To be raised in any part of the state of New York is to be more of an open book. We’re, in fact, not any angrier than anyone else in the country; we’re just more open about both anger and what we find joyous, an openness Joan Didion, who I used to just love, sneered at as too sentimental in the style of those who move in those certain concentric circles, revealing now to me in my 40s how ignorant she was regarding the true nature of New York, despite having lived there, embracing obvious class illusions and fashioning her own chilly conceptions of success into a quasi-journalistic version of alleged objective reality, then coming to comprise a perfect caricature of herself in her later name-dropping, self-serious works that are overrated, much like Manhattan versus the landscape of New York's five boroughs. Money is not class; true class transcends finance.
I didn't watch Succession until this past year due to my aforementioned repulsion, though the show, too, is repulsed by dynasty, and depicts its subjects' eviscerating disconnects without mercy versus romanticizing them as titans, a modern, more honest Great Gatsby for our times. These stark characters, as hyper-real as "the city" itself, don’t believe in happiness, but convenience, material wealth, capitalist power that long ago bypassed the mysticism of a Gotham they don’t see. They flatter themselves as Jokers, but they’re not that interesting, or intelligent, and they are not having any fun. Fun is to be frowned upon; upper-income success in this universe demands a dour disposition.

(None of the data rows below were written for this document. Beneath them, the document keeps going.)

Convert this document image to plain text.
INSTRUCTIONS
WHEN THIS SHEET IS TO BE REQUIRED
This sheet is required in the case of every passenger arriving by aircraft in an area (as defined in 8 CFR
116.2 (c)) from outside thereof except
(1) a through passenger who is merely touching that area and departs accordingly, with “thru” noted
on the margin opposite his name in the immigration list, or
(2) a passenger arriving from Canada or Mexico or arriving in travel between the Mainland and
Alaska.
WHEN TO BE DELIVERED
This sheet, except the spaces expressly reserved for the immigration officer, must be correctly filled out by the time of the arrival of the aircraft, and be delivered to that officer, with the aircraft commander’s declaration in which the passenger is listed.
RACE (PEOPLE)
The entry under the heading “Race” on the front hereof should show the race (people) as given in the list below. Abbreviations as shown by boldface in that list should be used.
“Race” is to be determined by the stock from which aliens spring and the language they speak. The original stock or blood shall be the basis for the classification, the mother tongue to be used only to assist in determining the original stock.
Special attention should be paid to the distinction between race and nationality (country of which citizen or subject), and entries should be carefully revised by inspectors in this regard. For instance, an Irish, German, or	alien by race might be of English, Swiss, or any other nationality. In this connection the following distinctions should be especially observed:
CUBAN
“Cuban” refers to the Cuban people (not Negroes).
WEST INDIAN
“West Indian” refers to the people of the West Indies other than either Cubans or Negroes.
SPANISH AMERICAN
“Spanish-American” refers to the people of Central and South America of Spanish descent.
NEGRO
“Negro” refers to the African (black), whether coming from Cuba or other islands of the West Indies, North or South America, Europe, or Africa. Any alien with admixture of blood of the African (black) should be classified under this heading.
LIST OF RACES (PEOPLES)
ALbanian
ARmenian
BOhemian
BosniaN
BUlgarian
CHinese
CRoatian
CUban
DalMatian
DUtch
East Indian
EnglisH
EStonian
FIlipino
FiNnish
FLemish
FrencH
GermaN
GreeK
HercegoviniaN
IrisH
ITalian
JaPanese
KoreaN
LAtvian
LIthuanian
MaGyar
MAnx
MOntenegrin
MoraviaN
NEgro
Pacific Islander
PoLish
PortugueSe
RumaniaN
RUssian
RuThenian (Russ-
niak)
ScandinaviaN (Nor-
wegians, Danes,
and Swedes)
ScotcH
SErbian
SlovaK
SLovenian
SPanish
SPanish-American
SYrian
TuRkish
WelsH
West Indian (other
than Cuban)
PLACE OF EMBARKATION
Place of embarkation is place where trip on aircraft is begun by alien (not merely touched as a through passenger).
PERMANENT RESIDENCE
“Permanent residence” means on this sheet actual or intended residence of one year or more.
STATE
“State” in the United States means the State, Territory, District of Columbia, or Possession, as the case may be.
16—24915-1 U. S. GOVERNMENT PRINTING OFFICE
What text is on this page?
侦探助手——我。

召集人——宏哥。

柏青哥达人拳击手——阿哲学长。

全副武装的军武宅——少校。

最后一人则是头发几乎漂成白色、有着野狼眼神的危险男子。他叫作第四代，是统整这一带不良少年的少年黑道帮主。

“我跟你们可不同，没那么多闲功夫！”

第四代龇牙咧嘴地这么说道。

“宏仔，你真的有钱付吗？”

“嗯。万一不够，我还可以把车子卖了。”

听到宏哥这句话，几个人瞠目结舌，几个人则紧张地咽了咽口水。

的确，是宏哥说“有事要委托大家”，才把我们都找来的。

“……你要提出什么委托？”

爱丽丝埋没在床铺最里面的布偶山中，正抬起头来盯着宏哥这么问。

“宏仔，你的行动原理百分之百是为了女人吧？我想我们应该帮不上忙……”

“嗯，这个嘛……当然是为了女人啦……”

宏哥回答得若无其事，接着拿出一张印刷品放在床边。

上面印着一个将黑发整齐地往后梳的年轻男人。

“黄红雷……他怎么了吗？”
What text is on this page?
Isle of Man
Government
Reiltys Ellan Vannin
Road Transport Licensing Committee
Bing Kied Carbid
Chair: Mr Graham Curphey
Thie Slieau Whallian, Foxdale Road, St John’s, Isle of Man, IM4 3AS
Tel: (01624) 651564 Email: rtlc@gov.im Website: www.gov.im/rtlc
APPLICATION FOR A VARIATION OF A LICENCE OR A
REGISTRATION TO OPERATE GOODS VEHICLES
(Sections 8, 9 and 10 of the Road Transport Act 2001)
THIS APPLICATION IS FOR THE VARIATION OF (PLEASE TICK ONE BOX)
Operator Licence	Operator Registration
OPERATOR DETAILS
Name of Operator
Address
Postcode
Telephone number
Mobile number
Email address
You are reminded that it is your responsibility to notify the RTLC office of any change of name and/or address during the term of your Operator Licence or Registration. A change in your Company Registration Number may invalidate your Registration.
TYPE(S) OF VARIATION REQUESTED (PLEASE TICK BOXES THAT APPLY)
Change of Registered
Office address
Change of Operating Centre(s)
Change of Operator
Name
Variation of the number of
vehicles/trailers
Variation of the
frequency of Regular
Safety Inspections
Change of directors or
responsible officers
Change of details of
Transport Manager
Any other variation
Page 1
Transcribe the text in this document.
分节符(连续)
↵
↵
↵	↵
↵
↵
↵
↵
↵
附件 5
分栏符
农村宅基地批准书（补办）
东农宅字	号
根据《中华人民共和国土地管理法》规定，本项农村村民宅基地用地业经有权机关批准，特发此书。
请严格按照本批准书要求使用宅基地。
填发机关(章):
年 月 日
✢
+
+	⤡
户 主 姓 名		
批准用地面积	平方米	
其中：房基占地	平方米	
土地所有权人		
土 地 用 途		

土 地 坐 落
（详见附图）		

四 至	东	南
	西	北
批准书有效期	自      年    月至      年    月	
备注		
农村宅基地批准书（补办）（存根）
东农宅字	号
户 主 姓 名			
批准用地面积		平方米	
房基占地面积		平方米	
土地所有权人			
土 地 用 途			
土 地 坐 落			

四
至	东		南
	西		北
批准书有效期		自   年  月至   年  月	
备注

The way the city is shot in the show reflects the comfort and seeming stability of the realm outside the scope of these characters, the same strength I still felt a few months ago there as an adult who had opted back West years ago. There’s so much more to New York and its role in larger society than the characters of Succession, by conscious design, or earlier caricatures, by less conscious design, can even begin to glimpse, a spectrum of genuine humanity beyond the reach of self-proclaimed gatekeepers, these corrupt faux guardians looting everyone, starting with themselves.